The hacked if-case should in reality result in malicious code being run. Our approach leveraged putting the colliding hashes within the `key` array.
To find out which hash is included within the array (either the hash which triggers the malicious code or the benign code) we summarize the entire array while continously applying the `mod` operator to the output, ensuring a simple value be kept in the `sum` variable.
This will let us differentiate the functionaity of the code by modifying the code in memory. We also store the comparison value in a array to easily have it available in `bless`.
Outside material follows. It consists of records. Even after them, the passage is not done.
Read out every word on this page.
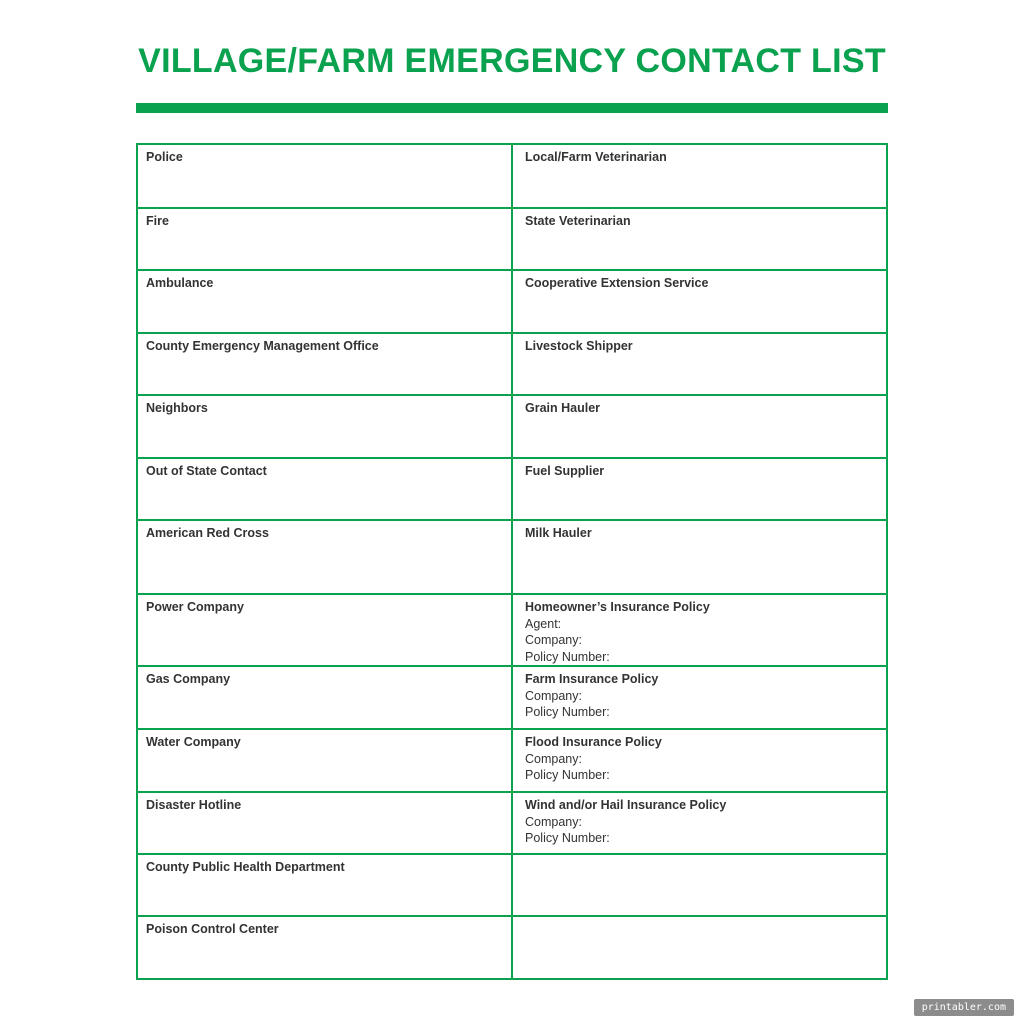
VILLAGE/FARM EMERGENCY CONTACT LIST
Police	Local/Farm Veterinarian

Fire	State Veterinarian

Ambulance	Cooperative Extension Service

County Emergency Management Office	Livestock Shipper

Neighbors	Grain Hauler

Out of State Contact	Fuel Supplier

American Red Cross	Milk Hauler

Power Company	Homeowner’s Insurance Policy
Agent:
Company:
Policy Number:

Gas Company	Farm Insurance Policy
Company:
Policy Number:

Water Company	Flood Insurance Policy
Company:
Policy Number:

Disaster Hotline	Wind and/or Hail Insurance Policy
Company:
Policy Number:

County Public Health Department	

Poison Control Center	

printabler.com
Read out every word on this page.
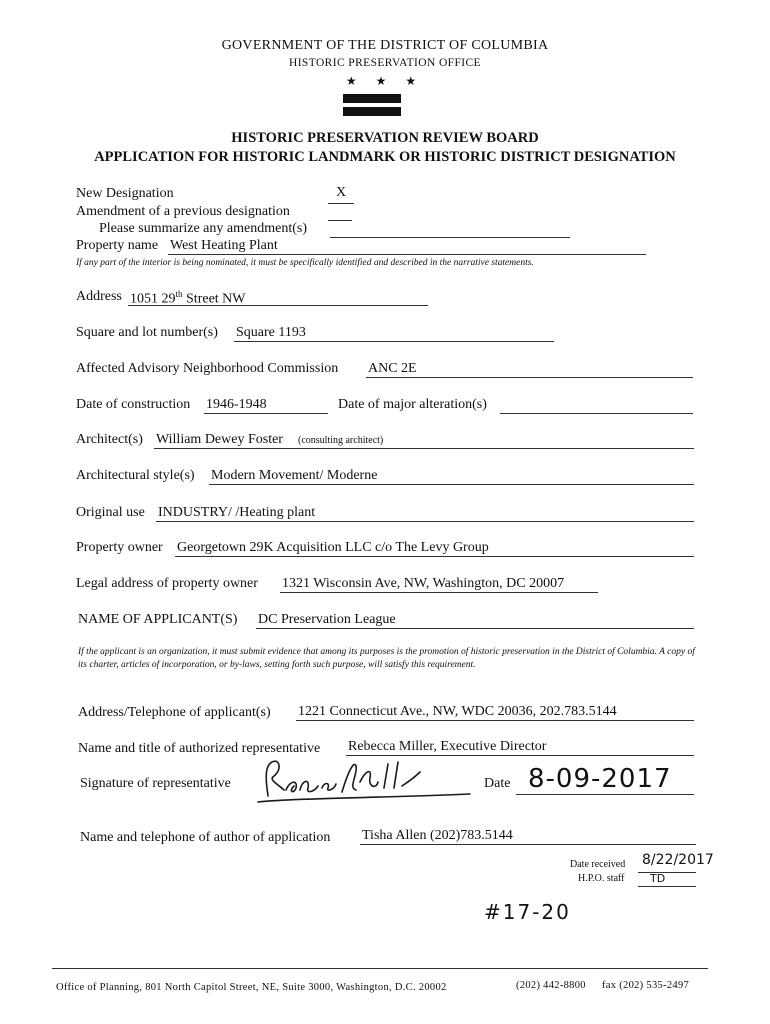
GOVERNMENT OF THE DISTRICT OF COLUMBIA
HISTORIC PRESERVATION OFFICE
★ ★ ★
HISTORIC PRESERVATION REVIEW BOARD
APPLICATION FOR HISTORIC LANDMARK OR HISTORIC DISTRICT DESIGNATION
New Designation	X
Amendment of a previous designation
Please summarize any amendment(s)
Property name West Heating Plant
If any part of the interior is being nominated, it must be specifically identified and described in the narrative statements.
Address 1051 29th Street NW
Square and lot number(s) Square 1193
Affected Advisory Neighborhood Commission ANC 2E
Date of construction 1946-1948	Date of major alteration(s)
Architect(s) William Dewey Foster (consulting architect)
Architectural style(s) Modern Movement/ Moderne
Original use INDUSTRY/ /Heating plant
Property owner Georgetown 29K Acquisition LLC c/o The Levy Group
Legal address of property owner 1321 Wisconsin Ave, NW, Washington, DC 20007
NAME OF APPLICANT(S) DC Preservation League
If the applicant is an organization, it must submit evidence that among its purposes is the promotion of historic preservation in the District of Columbia. A copy of its charter, articles of incorporation, or by-laws, setting forth such purpose, will satisfy this requirement.
Address/Telephone of applicant(s) 1221 Connecticut Ave., NW, WDC 20036, 202.783.5144
Name and title of authorized representative Rebecca Miller, Executive Director
Signature of representative	Date 8-09-2017
Name and telephone of author of application Tisha Allen (202)783.5144
Date received 8/22/2017
H.P.O. staff TD
#17-20
Office of Planning, 801 North Capitol Street, NE, Suite 3000, Washington, D.C. 20002	(202) 442-8800 fax (202) 535-2497
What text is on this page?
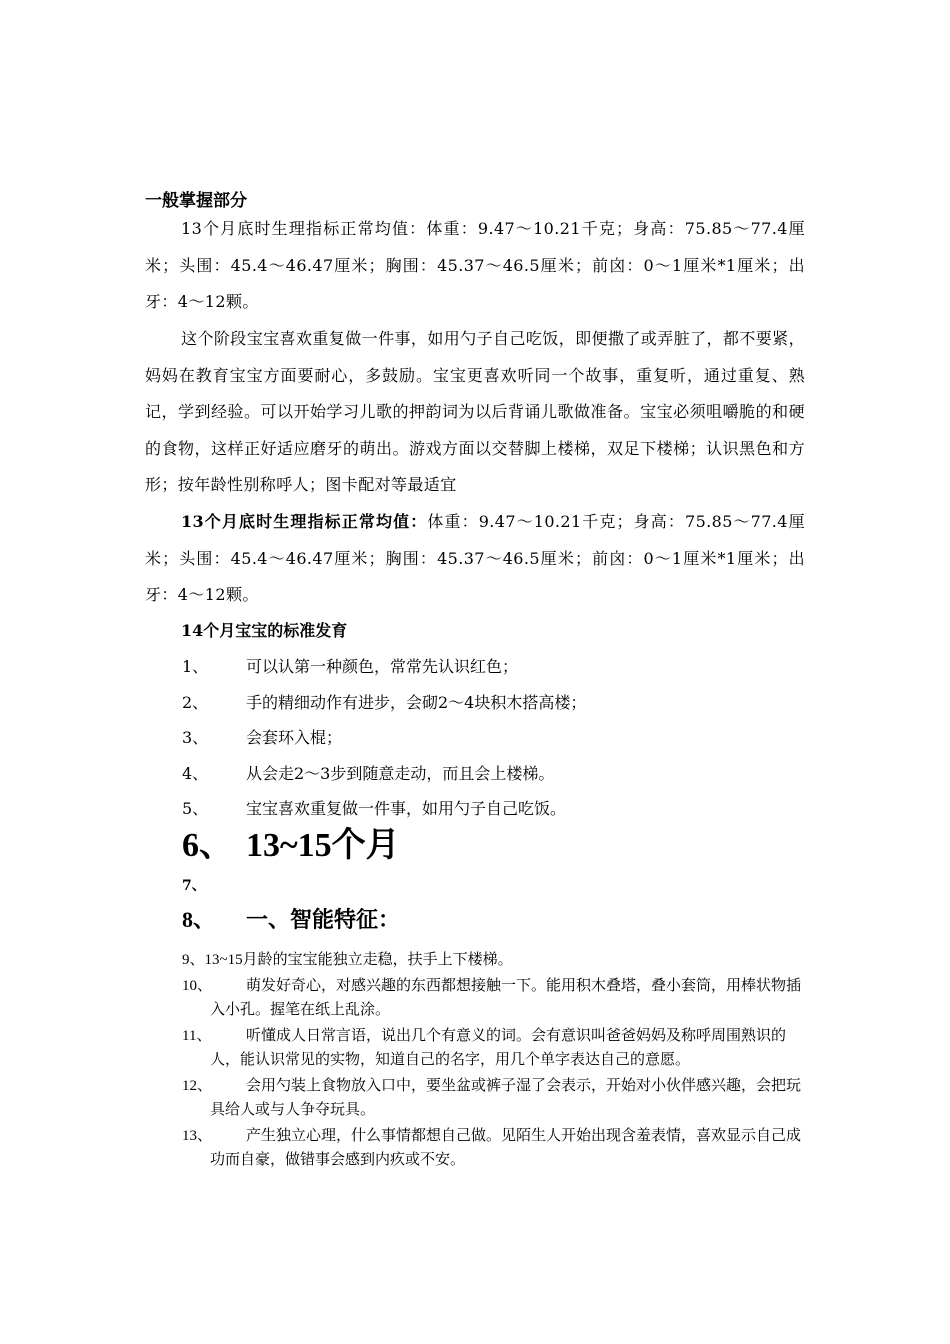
一般掌握部分
13个月底时生理指标正常均值：体重：9.47～10.21千克；身高：75.85～77.4厘米；头围：45.4～46.47厘米；胸围：45.37～46.5厘米；前囟：0～1厘米*1厘米；出牙：4～12颗。
这个阶段宝宝喜欢重复做一件事，如用勺子自己吃饭，即便撒了或弄脏了，都不要紧，妈妈在教育宝宝方面要耐心，多鼓励。宝宝更喜欢听同一个故事，重复听，通过重复、熟记，学到经验。可以开始学习儿歌的押韵词为以后背诵儿歌做准备。宝宝必须咀嚼脆的和硬的食物，这样正好适应磨牙的萌出。游戏方面以交替脚上楼梯，双足下楼梯；认识黑色和方形；按年龄性别称呼人；图卡配对等最适宜
13个月底时生理指标正常均值：体重：9.47～10.21千克；身高：75.85～77.4厘米；头围：45.4～46.47厘米；胸围：45.37～46.5厘米；前囟：0～1厘米*1厘米；出牙：4～12颗。
14个月宝宝的标准发育
1、	可以认第一种颜色，常常先认识红色；
2、	手的精细动作有进步，会砌2～4块积木搭高楼；
3、	会套环入棍；
4、	从会走2～3步到随意走动，而且会上楼梯。
5、	宝宝喜欢重复做一件事，如用勺子自己吃饭。
6、 13~15个月
7、
8、	一、智能特征：
9、13~15月龄的宝宝能独立走稳，扶手上下楼梯。
10、 萌发好奇心，对感兴趣的东西都想接触一下。能用积木叠塔，叠小套筒，用棒状物插入小孔。握笔在纸上乱涂。
11、 听懂成人日常言语，说出几个有意义的词。会有意识叫爸爸妈妈及称呼周围熟识的人，能认识常见的实物，知道自己的名字，用几个单字表达自己的意愿。
12、 会用勺装上食物放入口中，要坐盆或裤子湿了会表示，开始对小伙伴感兴趣，会把玩具给人或与人争夺玩具。
13、 产生独立心理，什么事情都想自己做。见陌生人开始出现含羞表情，喜欢显示自己成功而自豪，做错事会感到内疚或不安。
2. After generating our binary code (`gcc program.c`) we can start working on injecting the hashes.
For this we use the same methodology as the last task.
This means using the first 4224 bytes from `program.c` as a prefix and using `md5collgen` to concatenate for a complete header.
After this we can extract the tail in the same way to get the actual code part of `program.c`.
3. After this we need to modify the value contained in `arr` in our code, the element which we compare with.
Running the code should print the two colliding hashes' sums which can then be noted.
To make the program work we then set the values around the placeholder value in `arr`(in our case `0x02`) to the hex value for one of the sums.
For us this was `-4` (`0xFC`). We then set this value in the `tail` file using `bless`.
4. Putting it all together.
To put it all together we concatenate the header and tail using cat, `cat out1.bin tail > out1.bin` and `cat out2.bin tail > out1.bin`.
After doing this there should be two executable files, `out1.bin` and `out2.bin`, one should print `hacked`and the other should print `good code` but still share the same `md5sum`.